Uma pesquisa realizada durante dois meses pela organização Haiti Grassroots Watch (HGW) em Porto Príncipe e Léogâne concluiu que havia mais meninos e meninas nas escolas, mas também descobriu uma longa lista de promessas não cumpridas, inadequados níveis de financiamento, atraso nos pagamentos e até suspeitas de corrupção.

“Na minha opinião, o Psugo é um fracasso”, afirmou Jean Clauvin Joly, diretor do Centre Culturel du Divin Roi, uma escola privada localizada em Croix-des-Bouquets, cerca de 15 quilômetros ao norte da capital. “No ano passado, sofremos com esse programa. Uma das muitas coisas terríveis que nos aconteceram foi que nos pagaram tarde. Por culpa do atraso, muitos de nossos professores se demitiram”, acrescentou.

Na escola de Joly, os alunos de primeiro e segundo graus compartilham a sala e a professora: Francie Déogène. Uma fina chapa, que também serve como quadro-negro, separa sua classe das demais. Dérogène não tem uma sala particular. Empilha tudo sobre uma cadeira de plástico. Diante dela, em quatro bancos, dez alunos repetem em uníssono: “Uma pinha, um melão…”. Esta é uma aula de escrita.

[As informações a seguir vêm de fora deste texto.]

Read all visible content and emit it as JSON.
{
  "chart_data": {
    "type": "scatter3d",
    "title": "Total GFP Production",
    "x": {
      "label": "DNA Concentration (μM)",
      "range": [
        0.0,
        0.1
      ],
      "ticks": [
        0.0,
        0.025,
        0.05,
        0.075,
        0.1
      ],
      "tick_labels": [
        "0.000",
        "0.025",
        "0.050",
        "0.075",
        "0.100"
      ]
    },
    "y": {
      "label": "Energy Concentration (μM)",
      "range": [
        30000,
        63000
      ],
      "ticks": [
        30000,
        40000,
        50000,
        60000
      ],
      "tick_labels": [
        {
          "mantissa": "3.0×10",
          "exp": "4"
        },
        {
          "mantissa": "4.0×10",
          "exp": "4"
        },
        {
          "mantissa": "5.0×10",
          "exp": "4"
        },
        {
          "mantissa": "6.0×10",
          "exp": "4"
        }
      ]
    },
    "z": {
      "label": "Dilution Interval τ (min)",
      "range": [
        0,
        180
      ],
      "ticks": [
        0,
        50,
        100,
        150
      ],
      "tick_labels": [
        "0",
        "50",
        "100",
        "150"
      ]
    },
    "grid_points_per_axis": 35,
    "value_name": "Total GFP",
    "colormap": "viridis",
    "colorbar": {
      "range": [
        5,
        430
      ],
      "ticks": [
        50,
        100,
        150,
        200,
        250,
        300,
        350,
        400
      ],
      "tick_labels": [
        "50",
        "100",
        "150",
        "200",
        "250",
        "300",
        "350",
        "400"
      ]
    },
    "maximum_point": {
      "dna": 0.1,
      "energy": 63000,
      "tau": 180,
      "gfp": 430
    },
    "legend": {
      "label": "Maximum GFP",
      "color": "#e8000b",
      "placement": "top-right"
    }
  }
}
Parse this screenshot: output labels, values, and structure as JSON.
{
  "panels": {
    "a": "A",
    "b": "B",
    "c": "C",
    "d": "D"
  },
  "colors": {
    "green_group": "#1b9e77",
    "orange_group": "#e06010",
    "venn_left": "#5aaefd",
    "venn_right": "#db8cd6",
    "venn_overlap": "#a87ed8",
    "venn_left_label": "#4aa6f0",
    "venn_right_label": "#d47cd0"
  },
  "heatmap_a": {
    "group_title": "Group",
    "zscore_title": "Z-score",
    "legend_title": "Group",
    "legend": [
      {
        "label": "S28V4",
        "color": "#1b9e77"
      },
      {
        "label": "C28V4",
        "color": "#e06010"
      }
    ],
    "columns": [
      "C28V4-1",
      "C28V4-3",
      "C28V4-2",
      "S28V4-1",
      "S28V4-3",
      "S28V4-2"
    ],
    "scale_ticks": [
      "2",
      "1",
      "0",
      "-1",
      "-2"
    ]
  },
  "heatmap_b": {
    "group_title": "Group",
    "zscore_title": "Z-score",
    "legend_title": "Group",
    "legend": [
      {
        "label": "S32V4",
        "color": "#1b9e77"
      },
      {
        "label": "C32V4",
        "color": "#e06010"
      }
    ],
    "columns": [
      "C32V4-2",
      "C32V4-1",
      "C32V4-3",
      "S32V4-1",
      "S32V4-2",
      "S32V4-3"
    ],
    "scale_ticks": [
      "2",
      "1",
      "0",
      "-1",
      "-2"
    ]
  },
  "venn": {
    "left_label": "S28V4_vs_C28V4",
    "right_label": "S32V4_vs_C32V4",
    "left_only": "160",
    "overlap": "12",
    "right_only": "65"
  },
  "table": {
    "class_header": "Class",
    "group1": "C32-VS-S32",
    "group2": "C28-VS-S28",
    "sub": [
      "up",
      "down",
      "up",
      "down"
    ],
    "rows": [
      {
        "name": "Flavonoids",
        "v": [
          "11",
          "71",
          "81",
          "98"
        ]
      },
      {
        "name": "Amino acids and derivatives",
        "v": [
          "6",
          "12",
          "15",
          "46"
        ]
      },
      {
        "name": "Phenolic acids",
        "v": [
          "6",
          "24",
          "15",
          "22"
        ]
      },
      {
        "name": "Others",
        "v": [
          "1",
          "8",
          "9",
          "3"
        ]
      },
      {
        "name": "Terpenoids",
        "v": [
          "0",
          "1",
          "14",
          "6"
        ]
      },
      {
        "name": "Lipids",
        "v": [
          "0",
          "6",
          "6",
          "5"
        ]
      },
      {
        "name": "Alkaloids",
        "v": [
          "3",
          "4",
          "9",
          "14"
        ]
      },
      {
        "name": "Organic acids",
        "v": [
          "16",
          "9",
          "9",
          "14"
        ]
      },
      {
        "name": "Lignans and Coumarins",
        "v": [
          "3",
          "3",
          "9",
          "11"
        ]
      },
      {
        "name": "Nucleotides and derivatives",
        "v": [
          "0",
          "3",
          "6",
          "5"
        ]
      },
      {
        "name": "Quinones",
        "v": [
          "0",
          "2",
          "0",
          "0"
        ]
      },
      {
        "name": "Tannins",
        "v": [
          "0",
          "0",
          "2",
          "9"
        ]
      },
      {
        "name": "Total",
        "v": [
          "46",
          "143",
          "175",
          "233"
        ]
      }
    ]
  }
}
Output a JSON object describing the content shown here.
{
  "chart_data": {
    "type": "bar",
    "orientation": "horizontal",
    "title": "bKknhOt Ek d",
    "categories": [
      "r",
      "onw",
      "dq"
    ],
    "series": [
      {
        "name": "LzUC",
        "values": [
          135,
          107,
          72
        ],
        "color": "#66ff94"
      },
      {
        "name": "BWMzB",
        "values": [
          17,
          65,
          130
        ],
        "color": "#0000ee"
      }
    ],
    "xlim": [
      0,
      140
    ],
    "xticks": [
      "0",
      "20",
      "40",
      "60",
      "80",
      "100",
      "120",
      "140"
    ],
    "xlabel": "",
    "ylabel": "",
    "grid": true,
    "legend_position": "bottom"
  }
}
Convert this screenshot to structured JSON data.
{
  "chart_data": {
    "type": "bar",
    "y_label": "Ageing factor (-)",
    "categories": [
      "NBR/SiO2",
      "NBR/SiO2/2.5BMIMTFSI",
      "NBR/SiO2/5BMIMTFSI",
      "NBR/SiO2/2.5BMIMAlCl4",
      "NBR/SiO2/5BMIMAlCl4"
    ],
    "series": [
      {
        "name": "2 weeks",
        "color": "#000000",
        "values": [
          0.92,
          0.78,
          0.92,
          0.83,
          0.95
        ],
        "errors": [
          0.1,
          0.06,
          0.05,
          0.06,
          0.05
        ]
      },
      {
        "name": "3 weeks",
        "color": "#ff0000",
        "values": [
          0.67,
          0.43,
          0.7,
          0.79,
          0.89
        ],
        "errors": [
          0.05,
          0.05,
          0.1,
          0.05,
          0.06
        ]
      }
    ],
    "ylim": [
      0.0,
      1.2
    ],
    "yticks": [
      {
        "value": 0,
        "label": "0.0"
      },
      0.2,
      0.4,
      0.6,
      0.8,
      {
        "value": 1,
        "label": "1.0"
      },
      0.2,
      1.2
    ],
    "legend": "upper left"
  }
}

Na campanha para as eleições presidenciais de 2011, a escola gratuita foi o leitmotiv do cantor travestido de candidato Joseph Michel Martelly. Mas no Haiti a garantia de uma educação livre de custos não é apenas a promessa de um político, mas principalmente uma obrigação. Segundo a Constituição, o Estado “garante o direito à educação… sem custo”.

O Psugo pretende manter essa promessa pagando escola para crianças no primário: cerca de US$ 6 para os de escolas públicas e aproximadamente US$ 90 para os de escolas particulares. No Haiti, pouco mais de 80% das escolas são privadas. O Psugo prevê inaugurar novas escolas e garantir que os estudantes tenham livros e outros materiais, bem como que os professores estejam adequadamente capacitados.

O governo afirma que, graças a esse programa, este ano há quase 1,3 milhão a mais de estudantes nas escolas. O número é impactante, considerando que o Haiti tem apenas cerca de 3,5 milhões de habitantes com menos de 15 anos. A HGW não conseguiu confirmar esse número e tem motivos para duvidar deles. A HGW não teve acesso ao orçamento do Psugo, nem pôde visitar as dez mil escolas supostamente inscritas no programa.

Porém, jornalistas visitaram 20 desses estabelecimentos, na maioria dos quais trabalham professores que não escondem seu descontentamento ou frustração. Jean Marie Monfils, professor e diretor de uma escola em Léogâne, cerca de 30 quilômetros a oeste de Porto Príncipe, fica indignado com as falsas promessas do programa. “Falaram sobre uniforme, almoço quente e outras coisas. Mas não recebemos praticamente nada. Somos os esquecidos de Léogãne”, denunciou.

A experiência de Monfils não é única. Hercule André, de aproximadamente 50 anos, que dirige uma escola pública em Darbonne, nos arredores de Léogâne, elogia a iniciativa, mas apontou que “o único benefício que os estudantes recebem é não pagar nada. Fora isso, mais nada. Os alunos vão à escola, mas não têm os livros prometidos para estudar”.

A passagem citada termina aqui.